'These people never learn that violence against women is unacceptable,' Mayberry says
Chvrches singer Lauren Mayberry has posted an example of the abusive messages she receives online, condemning those that send the messages.
The Scottish singer captioned the image with a message saying: “My band is lucky enough to have some of the most awesome, supportive and respectful fans in the world and we are so excited to be in the studio making an album to share with them.
“Yet, on a daily basis, we still receive communications like this. These people never learn that violence against women is unacceptable. But they also never learn that women will not be shamed and silenced and made to disappear. I am not going anywhere. So bring it on, motherfuckers. Let’s see who blinks first.”
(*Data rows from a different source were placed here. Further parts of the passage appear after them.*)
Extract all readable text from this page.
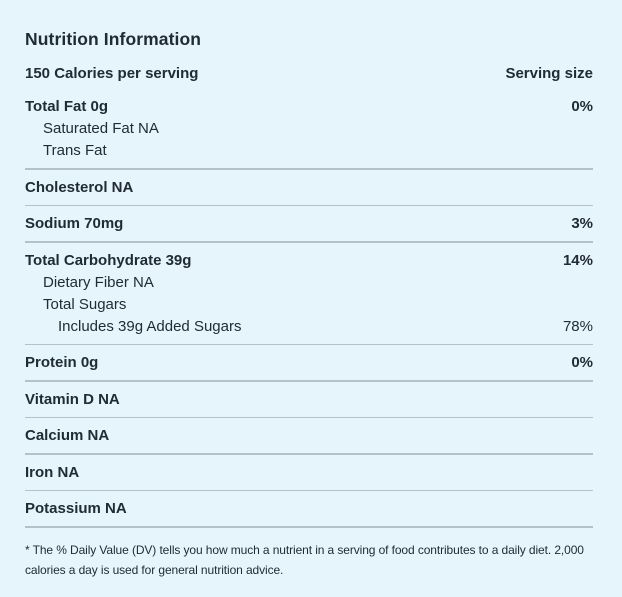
Nutrition Information
150 Calories per serving	Serving size
Total Fat 0g	0%
Saturated Fat NA
Trans Fat
Cholesterol NA
Sodium 70mg	3%
Total Carbohydrate 39g	14%
Dietary Fiber NA
Total Sugars
Includes 39g Added Sugars	78%
Protein 0g	0%
Vitamin D NA
Calcium NA
Iron NA
Potassium NA

* The % Daily Value (DV) tells you how much a nutrient in a serving of food contributes to a daily diet. 2,000 calories a day is used for general nutrition advice.
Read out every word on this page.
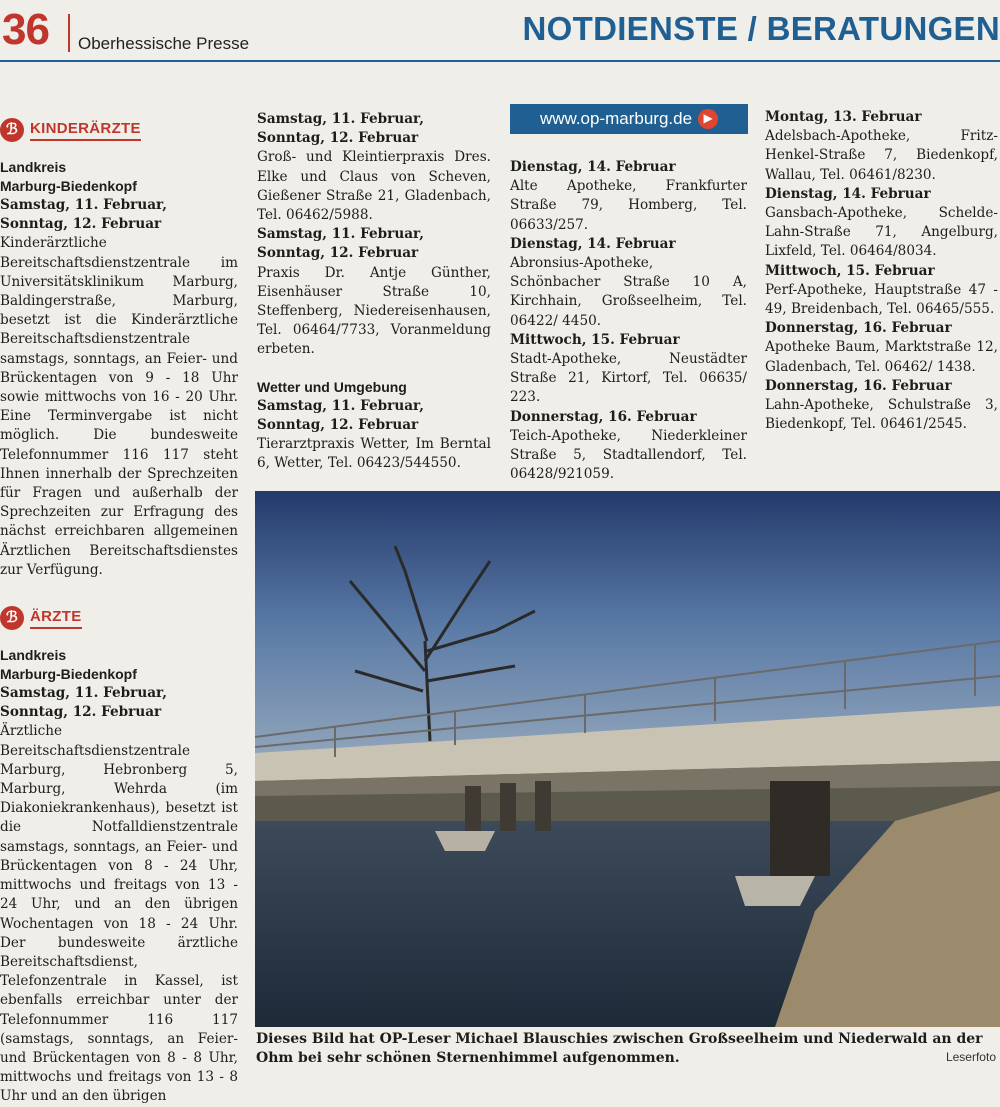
36 Oberhessische Presse	NOTDIENSTE / BERATUNGEN
ℬ KINDERÄRZTE
Landkreis
Marburg-Biedenkopf

Samstag, 11. Februar,

Sonntag, 12. Februar

Kinderärztliche Bereitschaftsdienstzentrale im Universitätsklinikum Marburg, Baldingerstraße, Marburg, besetzt ist die Kinderärztliche Bereitschaftsdienstzentrale samstags, sonntags, an Feier- und Brückentagen von 9 - 18 Uhr sowie mittwochs von 16 - 20 Uhr. Eine Terminvergabe ist nicht möglich. Die bundesweite Telefonnummer 116 117 steht Ihnen innerhalb der Sprechzeiten für Fragen und außerhalb der Sprechzeiten zur Erfragung des nächst erreichbaren allgemeinen Ärztlichen Bereitschaftsdienstes zur Verfügung.

ℬ ÄRZTE
Landkreis
Marburg-Biedenkopf

Samstag, 11. Februar,

Sonntag, 12. Februar

Ärztliche Bereitschaftsdienstzentrale Marburg, Hebronberg 5, Marburg, Wehrda (im Diakoniekrankenhaus), besetzt ist die Notfalldienstzentrale samstags, sonntags, an Feier- und Brückentagen von 8 - 24 Uhr, mittwochs und freitags von 13 - 24 Uhr, und an den übrigen Wochentagen von 18 - 24 Uhr. Der bundesweite ärztliche Bereitschaftsdienst, Telefonzentrale in Kassel, ist ebenfalls erreichbar unter der Telefonnummer 116 117 (samstags, sonntags, an Feier- und Brückentagen von 8 - 8 Uhr, mittwochs und freitags von 13 - 8 Uhr und an den übrigen

Samstag, 11. Februar,

Sonntag, 12. Februar

Groß- und Kleintierpraxis Dres. Elke und Claus von Scheven, Gießener Straße 21, Gladenbach, Tel. 06462/5988.

Samstag, 11. Februar,

Sonntag, 12. Februar

Praxis Dr. Antje Günther, Eisenhäuser Straße 10, Steffenberg, Niedereisenhausen, Tel. 06464/7733, Voranmeldung erbeten.

Wetter und Umgebung

Samstag, 11. Februar,

Sonntag, 12. Februar

Tierarztpraxis Wetter, Im Berntal 6, Wetter, Tel. 06423/544550.

www.op-marburg.de ▶

Dienstag, 14. Februar

Alte Apotheke, Frankfurter Straße 79, Homberg, Tel. 06633/257.

Dienstag, 14. Februar

Abronsius-Apotheke, Schönbacher Straße 10 A, Kirchhain, Großseelheim, Tel. 06422/ 4450.

Mittwoch, 15. Februar

Stadt-Apotheke, Neustädter Straße 21, Kirtorf, Tel. 06635/ 223.

Donnerstag, 16. Februar

Teich-Apotheke, Niederkleiner Straße 5, Stadtallendorf, Tel. 06428/921059.

Montag, 13. Februar

Adelsbach-Apotheke, Fritz-Henkel-Straße 7, Biedenkopf, Wallau, Tel. 06461/8230.

Dienstag, 14. Februar

Gansbach-Apotheke, Schelde-Lahn-Straße 71, Angelburg, Lixfeld, Tel. 06464/8034.

Mittwoch, 15. Februar

Perf-Apotheke, Hauptstraße 47 - 49, Breidenbach, Tel. 06465/555.

Donnerstag, 16. Februar

Apotheke Baum, Marktstraße 12, Gladenbach, Tel. 06462/ 1438.

Donnerstag, 16. Februar

Lahn-Apotheke, Schulstraße 3, Biedenkopf, Tel. 06461/2545.

Dieses Bild hat OP-Leser Michael Blauschies zwischen Großseelheim und Niederwald an der Ohm bei sehr schönen Sternenhimmel aufgenommen.	Leserfoto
Writing for The Guardian in September 2013, Mayberry detailed the offensive, “inappropriate” and “openly vile” comments written on the band’s social networking sites after she re-posted a message sent to the band in which she is propositioned. She then quotes a response, which read: “It’s just one of those things you’ll need to learn to deal with. If you’re easily offended, then maybe the music industry isn’t for you.”
Mayberry replied: “But why should women “deal” with this? I am incredibly lucky to be doing the job I am doing at the moment – and painfully aware of the fact that I would not be able to make music for a living without people on the internet caring about our band. But does that mean that I need to accept that it’s OK for people to make comments like this, because that’s how women in my position are spoken to?”
She added: “Objectification, whatever its form, is not something anyone should have to ‘just deal with’.” Mayberry explains that she reads all the messages which come through to the band, and earlier this year they managed to reduce her to tears.
She said: “During this past tour, I am embarrassed to admit that I have had more than one prolonged toilet cry and a ‘Come on, get a hold of yourself, you got this’ conversation with myself in a bathroom mirror when particularly exasperated and tired out. But then, after all the sniffling had ceased, I asked myself: ‘Why should I cry about this? Why should I feel violated, uncomfortable and demeaned? Why should we all keep quiet?'”
Mayberry wrote of her hope that her blog would “start a conversation” about how women in the music industry are seen and encourage people to “reject an acceptance of the status quo”. She concluded: “For us, this has always been – and hopefully will always be – about the music, and that is what we will be getting back to now.”
Chvrches released their debut album ‘The Bones Of What You Believe’ in 2013. The band recently said that their second album is “coming along nicely”. A statement from the group read: “We’ve been busy in the studio in recent weeks working on our second album. The new songs are coming along very nicely and we can’t wait to share them with you.”
Speaking to NME earlier this year, band member Martin Doherty discussed their plans for the new LP, including the trio’s desire to make it “leaner” than ‘The Bones Of What You Believe’.
“I think we’ll use fewer instruments but ultimately try and do more with them,” Doherty said. “When you listen to a Michael Jackson song or a Prince song, you realise there’s absolutely nothing in it but an amazing bassline, drums and singing. We want to channel some of that.”